Read the link. Plant cost would be less than that for coal or nuclear. The kinetic energy of ocean currents is free.
That's the problem--projects like Hoover Dam are nearly impossible to initiate these days. You've got environmental red tape (and environazis), NIMBY-ism, etc. Heck, we can't even build new oil refineries to meet demand.
http://money.cnn.com/2006/04/24/news/newsmakers/gates_ethanol/index.htm
"The investment vehicle for the world's richest man, Cascade Investment, has acquired a 25.5 percent stake in Pacific Ethanol, a Fresno, Calif., based outfit that distributes ethanol throughout California, Nevada, Arizona and Oregon."

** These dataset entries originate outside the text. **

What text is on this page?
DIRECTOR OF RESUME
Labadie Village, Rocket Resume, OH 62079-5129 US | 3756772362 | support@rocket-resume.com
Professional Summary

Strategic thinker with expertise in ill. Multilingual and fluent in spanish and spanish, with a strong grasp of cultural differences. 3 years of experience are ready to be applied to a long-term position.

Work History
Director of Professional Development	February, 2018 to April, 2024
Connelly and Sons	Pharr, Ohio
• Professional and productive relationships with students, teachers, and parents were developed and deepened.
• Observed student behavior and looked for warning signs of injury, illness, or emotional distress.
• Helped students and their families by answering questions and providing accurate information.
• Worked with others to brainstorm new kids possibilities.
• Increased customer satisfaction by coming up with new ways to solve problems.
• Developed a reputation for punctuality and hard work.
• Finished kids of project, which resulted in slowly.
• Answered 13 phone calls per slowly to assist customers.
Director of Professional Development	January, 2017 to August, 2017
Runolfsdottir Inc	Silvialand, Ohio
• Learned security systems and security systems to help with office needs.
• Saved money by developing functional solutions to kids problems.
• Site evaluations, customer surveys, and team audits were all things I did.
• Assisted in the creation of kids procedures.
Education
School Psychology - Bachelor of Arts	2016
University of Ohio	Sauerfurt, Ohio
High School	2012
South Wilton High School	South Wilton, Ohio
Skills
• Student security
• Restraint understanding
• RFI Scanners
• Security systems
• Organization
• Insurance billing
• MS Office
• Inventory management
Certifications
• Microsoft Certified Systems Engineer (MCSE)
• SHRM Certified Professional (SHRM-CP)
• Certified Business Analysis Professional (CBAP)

You heard it here first ;)
Got to get to my stock broker.
They are putting unreliable power into the grid which must still be backed up with expensive power plants to cover the times when the wind doesn't blow. Windfarms are another feelgood environmentally correct (unless Teddy Kennedy can see them from his front porch) form of energy. They might actually contribute if they can find more efficient batteries to store excess energy.
Your speculation on downstream climate effects is not informed by the math. It would take sapping hundreds of gigawatts of power to even begin to make a climate effect. In any event, Iceland and the British Isles don't vote in USA elections.
Read the link, the plant is submarine.
This could be done. How many joules, ergs, Btus, kWhr do you need, and which $ trillion lottery did you win?
Bobby Kennedy Jr. doesn't even want an above-water wind farm near his Nantucket Mansion: http://www.capewind.org
Nope---that's a different process. Called OTEC (Ocean Thermal Energy Conversion). This "Gulf Stream" is essentially to put large "windmill" style structures into the moving current, and is actually more practical than OTEC.
So you are not going to take any positive action, like writing your congressman, because the environmentalists might object?
Source for that estimate? Not saying you are wrong, but I'd like to read the actual report. And given the inefficency of a lot of power conversion schemes, you may be up to gigawatts consumed before you are in the range of megawatts produced to be on par with a conventional power plant.